Erdogan’s politics however elicits mixed reactions in Turkey and outside it. At heart a typical Anatolian Turk­ish man (even though he was once a Mayor of Istanbul), his policies of trying to return Turkey to some of the Is­lamic practices of the past has tended to upset the more western-oriented Turks found mainly in the Istanbul and Ankara regions of the country. To Turkey’s western part­ners, Erdogan’s Islamist bent in local and international issues is a negation of the secular, western-oriented di­rection that Ataturk had instituted in Turkey.

Although the details are still unravelling, it is quite clear even at this early stage that the coup aimed at not just restoring the military to power, but also to reverse some of the islamist policies and direction of the Erdo­gan administration.

Whatever Erdogan’s failings are, however, had the coup attempt succeeded, the world would have been worse for it. Turkey would have been almost certainly embroiled in a civil war that would have sucked outside powers in. With Turkey as a regional economic and military power, anything from a full blown regional war to a world war would not have been impossible.

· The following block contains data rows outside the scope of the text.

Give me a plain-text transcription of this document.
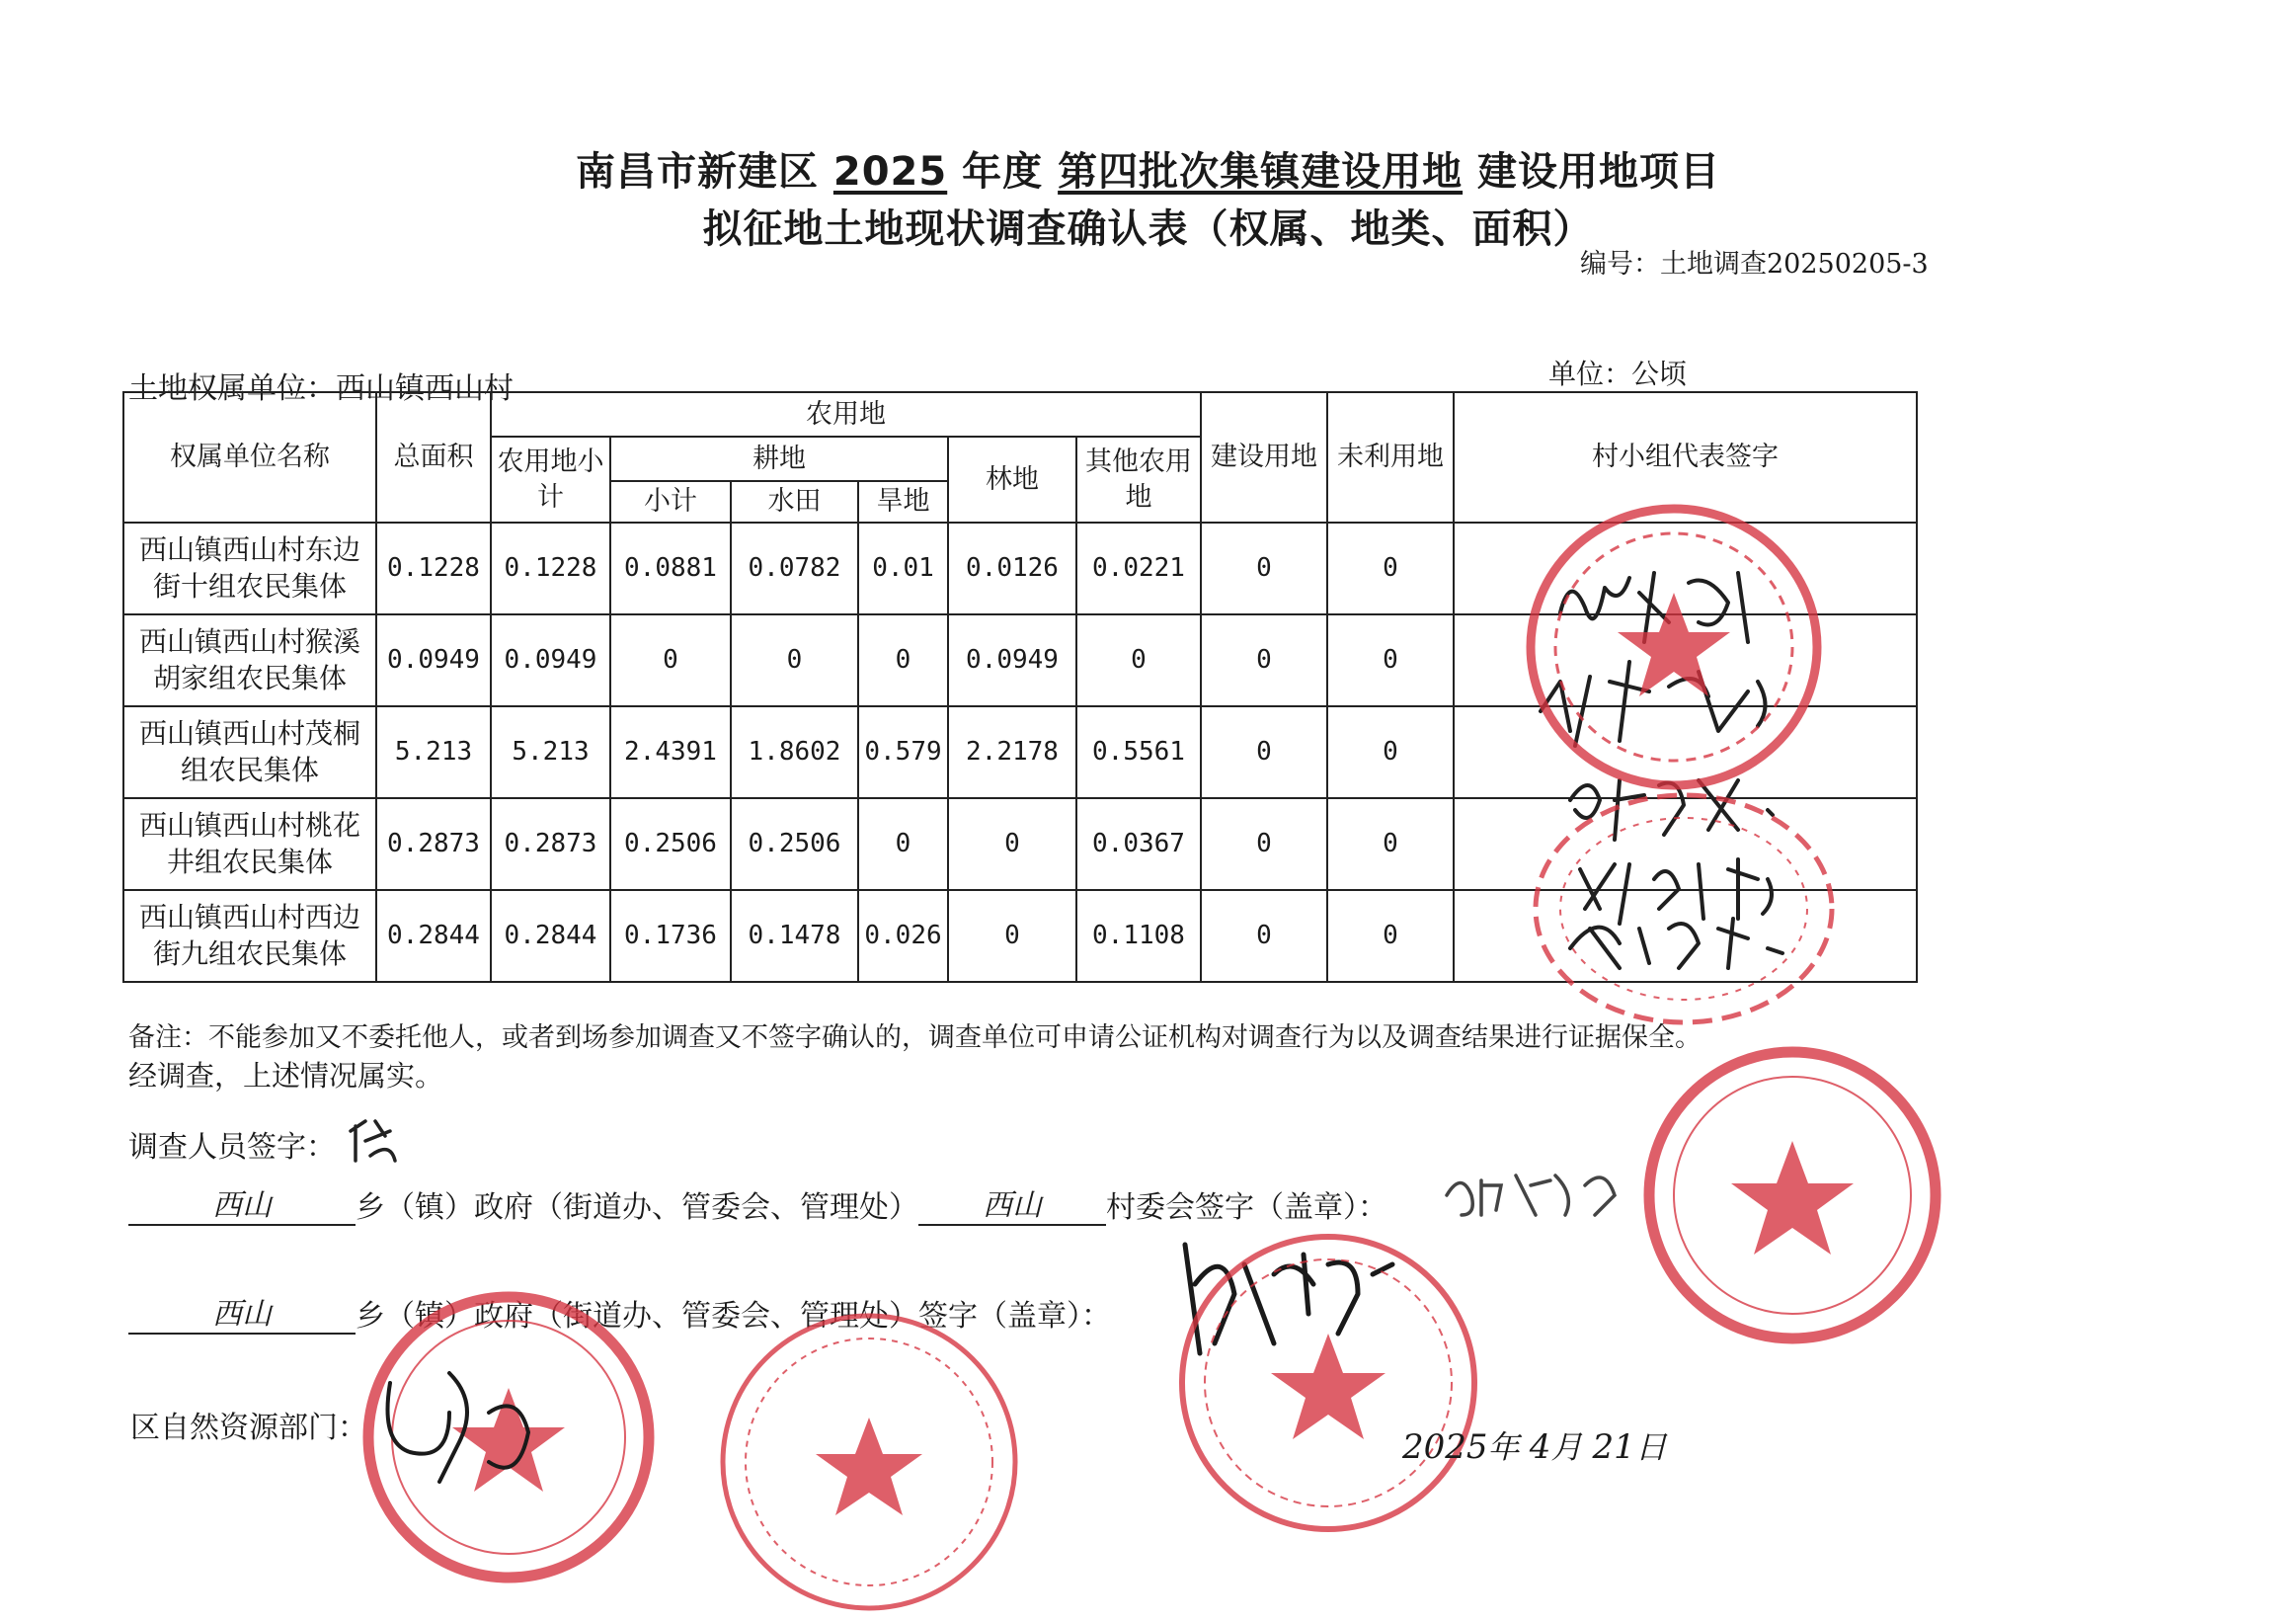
南昌市新建区 2025 年度 第四批次集镇建设用地 建设用地项目
拟征地土地现状调查确认表（权属、地类、面积）
编号：土地调查20250205-3
土地权属单位：西山镇西山村	单位：公顷
权属单位名称	总面积	农用地						建设用地	未利用地	村小组代表签字
		农用地小计	耕地			林地	其他农用地			
			小计	水田	旱地					
西山镇西山村东边街十组农民集体	0.1228	0.1228	0.0881	0.0782	0.01	0.0126	0.0221	0	0	
西山镇西山村猴溪胡家组农民集体	0.0949	0.0949	0	0	0	0.0949	0	0	0	
西山镇西山村茂桐组农民集体	5.213	5.213	2.4391	1.8602	0.579	2.2178	0.5561	0	0	
西山镇西山村桃花井组农民集体	0.2873	0.2873	0.2506	0.2506	0	0	0.0367	0	0	
西山镇西山村西边街九组农民集体	0.2844	0.2844	0.1736	0.1478	0.026	0	0.1108	0	0	
备注：不能参加又不委托他人，或者到场参加调查又不签字确认的，调查单位可申请公证机构对调查行为以及调查结果进行证据保全。
经调查，上述情况属实。
调查人员签字：
西山	乡（镇）政府（街道办、管委会、管理处） 西山 村委会签字（盖章）：
西山	乡（镇）政府（街道办、管委会、管理处）签字（盖章）：
区自然资源部门：	2025年 4月 21日
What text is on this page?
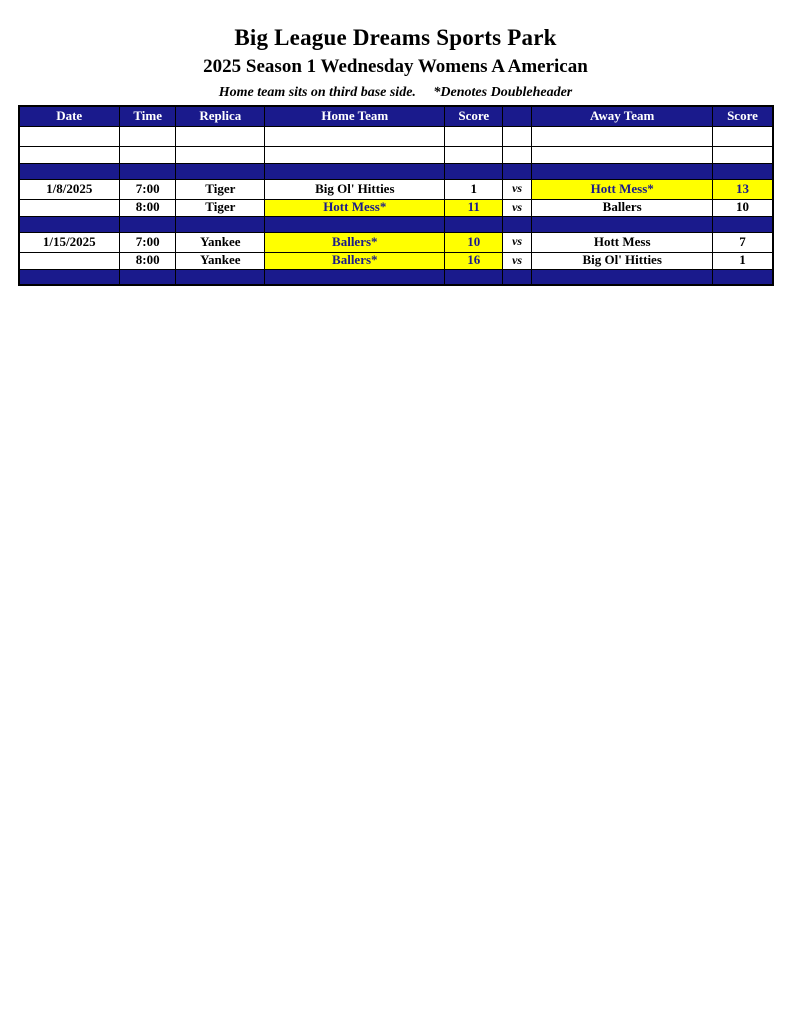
Big League Dreams Sports Park
2025 Season 1 Wednesday Womens A American
Home team sits on third base side. *Denotes Doubleheader
Date	Time	Replica	Home Team	Score		Away Team	Score

1/8/2025	7:00	Tiger	Big Ol' Hitties	1	vs	Hott Mess*	13
	8:00	Tiger	Hott Mess*	11	vs	Ballers	10

1/15/2025	7:00	Yankee	Ballers*	10	vs	Hott Mess	7
	8:00	Yankee	Ballers*	16	vs	Big Ol' Hitties	1
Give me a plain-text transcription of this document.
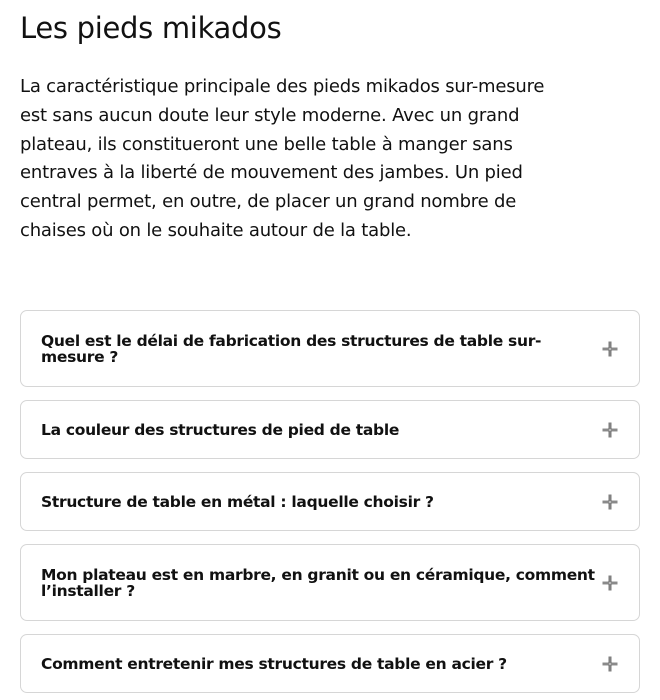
Les pieds mikados

La caractéristique principale des pieds mikados sur-mesure est sans aucun doute leur style moderne. Avec un grand plateau, ils constitueront une belle table à manger sans entraves à la liberté de mouvement des jambes. Un pied central permet, en outre, de placer un grand nombre de chaises où on le souhaite autour de la table.

Quel est le délai de fabrication des structures de table sur-mesure ?
La couleur des structures de pied de table
Structure de table en métal : laquelle choisir ?
Mon plateau est en marbre, en granit ou en céramique, comment l’installer ?
Comment entretenir mes structures de table en acier ?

For most Nigerians, Turkey is the country where the ex­cellent educational and medical institutions and services come from. It also a country that has friendly mutually beneficial relations with Nigeria and one of the top eco­nomic and tourist destinations for Nigerians. As a demo­cratic country itself, Nigeria and Nigerians would not wish for Turkey’s democracy to be truncated. Having succeeded in nipping the coup attempt in the bud, it be­hoves on the Erdogan administration to move swiftly to douse the ensuing tension by building confidence among the various shades of Turkey’s political tendencies. Simi­larly, all Turkey’s political and economic partners must help heal rather than seek to exacerbate the scars of last Friday’s misadventure by a section of the Turkish mili­tary. Turkey is too important a country in the world to be allowed to fall into the abyss.